More: Opinion: Don’t ask me to understand the ballot language in the Florida Constitutional Amendment

More: Cerabino: Don’t tell Trump, but voting by mail was once considered ‘extraordinary’ in Florida

The real problem with Catturd’s argument is that he picks the wrong villains. Republicans in some battleground states have changed state laws to allow counting of early and mail-in votes to extend beyond Election Day.

They then use the delay they created to infer that election officials produced fraudulent votes to steal the election.

Republican lawmakers in Wisconsin and Pennsylvania changed state laws to ban mail-in ballot envelopes from being opened by 7 a.m. on Election Day.

This guaranteed that voting would be extended for days in states where the result would be narrow. In 2020, Biden’s margin of victory in Pennsylvania was about 80,000 votes; and Wisconsin has only 20,000 votes.

Republican lawmakers in other battleground states this year changed laws to slow the counting of early votes and make it easier to charge a “stolen election” as election workers count legal votes after Election Day.

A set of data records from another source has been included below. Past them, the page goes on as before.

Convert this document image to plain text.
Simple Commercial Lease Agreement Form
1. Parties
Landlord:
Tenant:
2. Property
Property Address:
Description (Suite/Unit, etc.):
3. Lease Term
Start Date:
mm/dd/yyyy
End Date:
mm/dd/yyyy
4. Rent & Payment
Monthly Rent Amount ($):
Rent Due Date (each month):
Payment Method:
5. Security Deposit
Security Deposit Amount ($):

In Arizona, withdrawals of ballots cast in secure ballot boxes on Election Day (one-fifth of the votes cast in the state’s largest county) are prohibited until the polls close on Election Day.

Georgia attempted to pass a law that would allow certifying officials to conduct their own “reasonable investigation” into delaying the certification of votes.

And in North Carolina, lawmakers changed election laws last year to require counties to wait until polls close on Election Day to begin counting votes received before that day.

All of these changes are designed to make it easier for influencers like Catturd to level dangerous accusations of treason against election officials who are just trying to do their jobs.

“They are literally using early voting to figure out how much they will cheat,” one of their followers said.

“Build the gallows,” replied another.

Frank Cerabino is a columnist for The Palm Beach Post, part of the Gannett Newspaper chain.